Carpenter l'a dit et redit, sur L'Antre de la Folie, les effets spéciaux servent le film mais ne font absolument pas le film. Il préfère suggérer que montrer. Pour cela il a fait appel à la société de maquillage K.N.B. avec qui il avait travaillé lors du tournage de Body Bags, et à I.L.M. pour les effets visuels.

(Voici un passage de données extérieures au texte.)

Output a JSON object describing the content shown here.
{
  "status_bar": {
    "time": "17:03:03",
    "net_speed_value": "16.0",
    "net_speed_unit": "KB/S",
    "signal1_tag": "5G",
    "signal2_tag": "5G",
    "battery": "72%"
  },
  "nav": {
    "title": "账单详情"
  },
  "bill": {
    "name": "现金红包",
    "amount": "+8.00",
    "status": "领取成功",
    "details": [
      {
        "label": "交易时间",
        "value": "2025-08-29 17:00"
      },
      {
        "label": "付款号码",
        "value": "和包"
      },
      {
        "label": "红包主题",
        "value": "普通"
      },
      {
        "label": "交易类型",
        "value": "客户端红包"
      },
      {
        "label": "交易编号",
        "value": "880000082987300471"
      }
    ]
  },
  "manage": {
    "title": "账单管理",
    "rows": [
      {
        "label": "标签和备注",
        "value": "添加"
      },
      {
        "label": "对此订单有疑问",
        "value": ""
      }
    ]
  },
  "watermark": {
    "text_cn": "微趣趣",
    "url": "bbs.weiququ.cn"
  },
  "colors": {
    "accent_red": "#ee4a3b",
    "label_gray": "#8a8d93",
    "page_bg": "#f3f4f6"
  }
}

Pour K.N.B., le travail fut assez éprouvant car ils n'étaient que cinq pour maquiller 60 personnes. Les horaires allaient de 16h30 à 10 heures le lendemain pendant une semaine. Ils devaient maquiller toute la ville de Hobb's End dont la fameuse Mme Pickman sortie directement de l'univers de Lovecraft avec ses tentacules et sa hache. Son apparition reste une des images choc du film. Le trucage fut réalisé à partir d'une poupée articulée, les plans avec l'actrice maquillée ne fonctionnant pas.

 

K.N.B. s'est attaché à créer ce qu'ils appellent le mur aux monstres. Un amas de créatures plus étranges les unes que les autres qui poursuivent le pauvre Trent dans le couloir qui doit le ramener à la réalité. Ce couloir étant "la Bouche de la Folie ", le challenge était de ne pas refaire la créature de The Thing, et le travail fut considérable en rapport avec ce que l'on voit à l'écran. Quelques secondes seulement d'apparition.
La petite fille de huit ans au visage déformé fut celui qui inspira le plus de dégoût à ses créateurs d'autant plus que la fillette trouvait cela génial et s'amusait à faire peur à toute l'équipe de tournage.
I.L.M. s'occupa d'effets visuels très discrets dont nous noterons le formidable passage avec le tableau accroché dans l'hôtel et qui n'arrête pas de changer, la scène de la voiture qui roule sur les nuages quand la route a disparue, et la fameux et superbe passage où Cane arrache sa peau comme un livre ce qui donne l'ouverture sur le monde de la folie et des monstres.